Griechenland-Krise:USA knöpfen sich Europäer vor

Stundenlange Diskussionen über Hilfspakete, während "sich die Welt und die Krise weiter drehen": Hochrangige US-Diplomaten kritisieren Europas Krisenmanagement im Fall Griechenland als "sehr schlecht" - und treiben eine Einigung der Euro-Finanzminister aktiv voran. Dahinter steht vor allem Amerikas Angst vor finanziellen Schäden für die eigenen Banken.

Cerstin Gammelin, Luxemburg

Die USA machen zunehmend Druck auf die Europäer, sich auf ein Rettungspaket für Griechenland zu einigen. Bei einem Krisentreffen der 17 Euro-Finanzminister in Luxemburg half der Amerikaner John Lipsky, amtierender Chef des Internationalen Währungsfonds (IWF), persönlich aus, um eine Erklärung der Euro-Gruppe zu weiteren Hilfen für Griechenland zu verabschieden. Er kritisierte die zu lange Diskussion über die Beteiligung privater Gläubiger.

Griechenland-Hilfe

US-Diplomaten kritisieren das Krisenmanagement der EU im Fall Griechenland.

(Foto: dpa)

Es ist essentiell, die Debatte über eine Umschuldung schnell zu beenden", sagte Lipsky am Montag nach dem Treffen. Die Krise in der Peripherie der Euro-Zone erfordere "zusätzliche Hilfen und Aufmerksamkeit, um zu verhindern, dass sie sich ins Zentrum Europas ausbreitet und die ganze Welt ansteckt".

Lipsky hatte an den Beratungen in Luxemburg teilgenommen, weil sich der IWF bislang an den Hilfen für Griechenland beteiligt. Ein hoher EU-Diplomat sagte nach der nächtlichen Sitzung, Lipsky habe die Minister unterstützen müssen, "die eigene Erklärung zu Griechenland zu verabschieden". Zuvor waren Bundesfinanzminister Wolfgang Schäuble und sein niederländischer Kollege Jan Kees de Jager an den Einwürfen der anderen Kollegen gescheitert.

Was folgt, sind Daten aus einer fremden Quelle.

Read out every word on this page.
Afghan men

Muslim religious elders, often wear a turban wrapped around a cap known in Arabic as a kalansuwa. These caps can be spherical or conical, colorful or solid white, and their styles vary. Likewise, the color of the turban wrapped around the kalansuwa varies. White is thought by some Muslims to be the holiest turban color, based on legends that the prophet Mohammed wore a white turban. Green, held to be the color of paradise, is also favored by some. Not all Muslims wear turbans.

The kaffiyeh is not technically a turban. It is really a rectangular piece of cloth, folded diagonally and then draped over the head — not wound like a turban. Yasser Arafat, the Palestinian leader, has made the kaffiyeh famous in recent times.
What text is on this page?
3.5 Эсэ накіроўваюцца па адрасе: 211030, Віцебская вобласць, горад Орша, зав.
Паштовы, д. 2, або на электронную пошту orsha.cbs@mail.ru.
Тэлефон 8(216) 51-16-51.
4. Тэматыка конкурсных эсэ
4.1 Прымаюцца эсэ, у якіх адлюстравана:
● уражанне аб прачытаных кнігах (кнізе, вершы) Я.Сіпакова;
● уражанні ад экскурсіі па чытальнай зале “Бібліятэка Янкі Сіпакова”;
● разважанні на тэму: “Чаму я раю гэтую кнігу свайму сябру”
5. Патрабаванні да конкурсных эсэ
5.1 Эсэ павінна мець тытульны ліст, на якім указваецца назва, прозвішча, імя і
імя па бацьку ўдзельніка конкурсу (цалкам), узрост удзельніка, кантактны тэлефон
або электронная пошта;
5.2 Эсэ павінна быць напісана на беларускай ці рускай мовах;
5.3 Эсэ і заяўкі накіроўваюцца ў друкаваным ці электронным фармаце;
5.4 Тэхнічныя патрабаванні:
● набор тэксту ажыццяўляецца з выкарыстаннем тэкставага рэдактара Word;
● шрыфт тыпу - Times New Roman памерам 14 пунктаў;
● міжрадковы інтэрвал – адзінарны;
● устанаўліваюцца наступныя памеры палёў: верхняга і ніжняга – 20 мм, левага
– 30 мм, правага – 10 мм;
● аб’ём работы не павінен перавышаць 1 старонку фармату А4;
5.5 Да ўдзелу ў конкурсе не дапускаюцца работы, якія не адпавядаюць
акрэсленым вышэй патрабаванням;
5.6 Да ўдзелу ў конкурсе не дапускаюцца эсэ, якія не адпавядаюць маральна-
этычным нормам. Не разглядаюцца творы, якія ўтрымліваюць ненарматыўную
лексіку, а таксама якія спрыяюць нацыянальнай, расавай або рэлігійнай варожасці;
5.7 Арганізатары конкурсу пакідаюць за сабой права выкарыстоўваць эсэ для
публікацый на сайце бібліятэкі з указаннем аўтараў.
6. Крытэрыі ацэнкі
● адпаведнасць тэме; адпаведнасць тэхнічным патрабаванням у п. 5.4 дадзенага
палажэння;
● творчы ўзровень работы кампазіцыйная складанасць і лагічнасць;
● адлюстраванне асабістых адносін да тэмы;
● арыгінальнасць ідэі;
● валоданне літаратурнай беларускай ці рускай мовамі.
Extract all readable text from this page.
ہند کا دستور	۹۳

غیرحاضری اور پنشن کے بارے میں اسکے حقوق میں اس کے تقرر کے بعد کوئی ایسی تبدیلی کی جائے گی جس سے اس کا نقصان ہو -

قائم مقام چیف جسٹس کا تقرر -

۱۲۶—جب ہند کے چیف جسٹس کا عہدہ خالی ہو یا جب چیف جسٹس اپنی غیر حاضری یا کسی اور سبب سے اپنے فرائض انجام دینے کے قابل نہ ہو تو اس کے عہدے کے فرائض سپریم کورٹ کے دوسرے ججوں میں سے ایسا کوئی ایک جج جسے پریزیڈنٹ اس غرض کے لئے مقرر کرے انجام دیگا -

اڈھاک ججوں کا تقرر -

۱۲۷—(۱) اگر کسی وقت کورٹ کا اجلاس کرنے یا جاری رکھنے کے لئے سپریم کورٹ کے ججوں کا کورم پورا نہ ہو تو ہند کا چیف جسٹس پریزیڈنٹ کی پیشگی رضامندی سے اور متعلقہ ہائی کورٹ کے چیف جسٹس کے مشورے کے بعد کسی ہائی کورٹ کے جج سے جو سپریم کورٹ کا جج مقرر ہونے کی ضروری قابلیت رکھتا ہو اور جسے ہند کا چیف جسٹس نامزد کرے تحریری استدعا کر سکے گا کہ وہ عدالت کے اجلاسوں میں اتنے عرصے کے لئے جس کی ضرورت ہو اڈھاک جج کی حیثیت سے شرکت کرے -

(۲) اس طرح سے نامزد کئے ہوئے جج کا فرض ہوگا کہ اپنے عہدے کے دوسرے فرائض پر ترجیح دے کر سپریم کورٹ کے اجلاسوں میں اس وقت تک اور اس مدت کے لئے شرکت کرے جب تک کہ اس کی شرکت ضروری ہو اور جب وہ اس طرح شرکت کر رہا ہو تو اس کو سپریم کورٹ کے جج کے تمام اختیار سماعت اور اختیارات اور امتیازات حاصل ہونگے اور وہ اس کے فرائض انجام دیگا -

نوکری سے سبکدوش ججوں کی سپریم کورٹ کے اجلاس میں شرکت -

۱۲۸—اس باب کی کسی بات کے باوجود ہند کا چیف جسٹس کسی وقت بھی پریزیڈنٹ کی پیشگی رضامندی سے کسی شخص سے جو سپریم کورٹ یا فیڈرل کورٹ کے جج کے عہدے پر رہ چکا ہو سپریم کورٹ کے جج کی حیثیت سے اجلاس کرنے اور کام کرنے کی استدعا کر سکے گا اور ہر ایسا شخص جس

Umstritten war vor allem, wie und in welchem Umfang Banken, Versicherungen und Fonds an weiteren Hilfen beteiligt werden sollten.

Eine geplante Telefonkonferenz der G-7-Staaten, bei der die Euro-Minister über weitere Hilfen für das südeuropäische Land informieren wollten, wurde zunächst abgesagt. Christine Lagarde, französische Finanzministerin und Favoritin für den Chefsessel des IWF, griff gegen Mitternacht zum Telefon, um die Kollegen in den USA und Japan zu beruhigen.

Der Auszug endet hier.